In 1997, he was running a video shop in New York. On February 7 of that year, he was in a midtown hotel negotiating to bring a large load of heroin from the Middle East to New York City.
But he had walked into a trap. The hotel room, on the ninth floor, was wired by the Feds. As Gilani tried to escape, he found himself surrounded by gun-toting DEA agents. It was a moment that became the ultimate turning point in his life, said his uncle.
"Daood said ’If I get free of this I’m going to commit myself to God,’ " William Headley recounted. "So that is when, I would say, he became a serious Muslim."
What happened next is somewhat of a mystery. While his co-conspirator in the drug deal went to prison for 10 years, Headley was out within 15 months. His family believes the DEA was using him as their own informant, frequently sending him to Pakistan and Afghanistan to meet directly with heroin dealers.
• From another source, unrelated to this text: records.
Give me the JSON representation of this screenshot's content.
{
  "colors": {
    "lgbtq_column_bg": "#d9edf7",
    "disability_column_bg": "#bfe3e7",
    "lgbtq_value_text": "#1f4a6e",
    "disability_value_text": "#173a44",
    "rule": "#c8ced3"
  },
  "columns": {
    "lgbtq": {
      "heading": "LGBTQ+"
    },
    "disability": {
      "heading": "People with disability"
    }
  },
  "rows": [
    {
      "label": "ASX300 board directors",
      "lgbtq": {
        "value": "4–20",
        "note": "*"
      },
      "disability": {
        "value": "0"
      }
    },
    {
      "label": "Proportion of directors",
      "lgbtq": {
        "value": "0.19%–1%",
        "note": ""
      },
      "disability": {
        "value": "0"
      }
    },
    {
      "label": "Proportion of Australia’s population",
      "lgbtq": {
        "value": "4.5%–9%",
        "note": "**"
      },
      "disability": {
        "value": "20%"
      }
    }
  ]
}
Those trips may also have put Headley in direct contact with Islamic terror groups who use the drug trade to finance their operations. It was during this time that he may have first encountered Lashkar-e-Tayyiba, the Pakistani group that some say is now second only to al Qaeda in its global terrorist reach. The indictment indicated that Headley had moved among senior figures in Lashkar -- including Ilyas Kashmiri, who’s alleged to have had contacts with al Qaeda.
Headley case called unique
The Headley case is unique for many reasons, experts say.
"It reads like a spy novel more than your typical terrorism cases," said Frank Cilluffo, who heads the George Washington University Homeland Security Policy Institute.
He says Headley was a sophisticated and valuable asset for anyone in the terrorist world, because of his ability to move easily between the East and the West.
"This is someone who clearly lived in two different worlds and grew up in two different worlds and had an awareness of both the United States -- having spent much of his adult life and later childhood life here -- as well as in Pakistan," said Cilluffo.
"Clearly, you have someone who was conflicted, even though he lived in both worlds. You get the sense that he never felt at home in either world, searching for his identity ... and we know how, unfortunately, it plays out," he added.
Headley’s uncle still finds it hard to believe. He was shocked when CNN called to tell him that his nephew was pleading guilty.
The nephew he knew was not someone who could have been involved in a terrorist plot, William Headley said.
"We absolutely cannot imagine it," he said. "It’s not at all consistent with anything we know at all."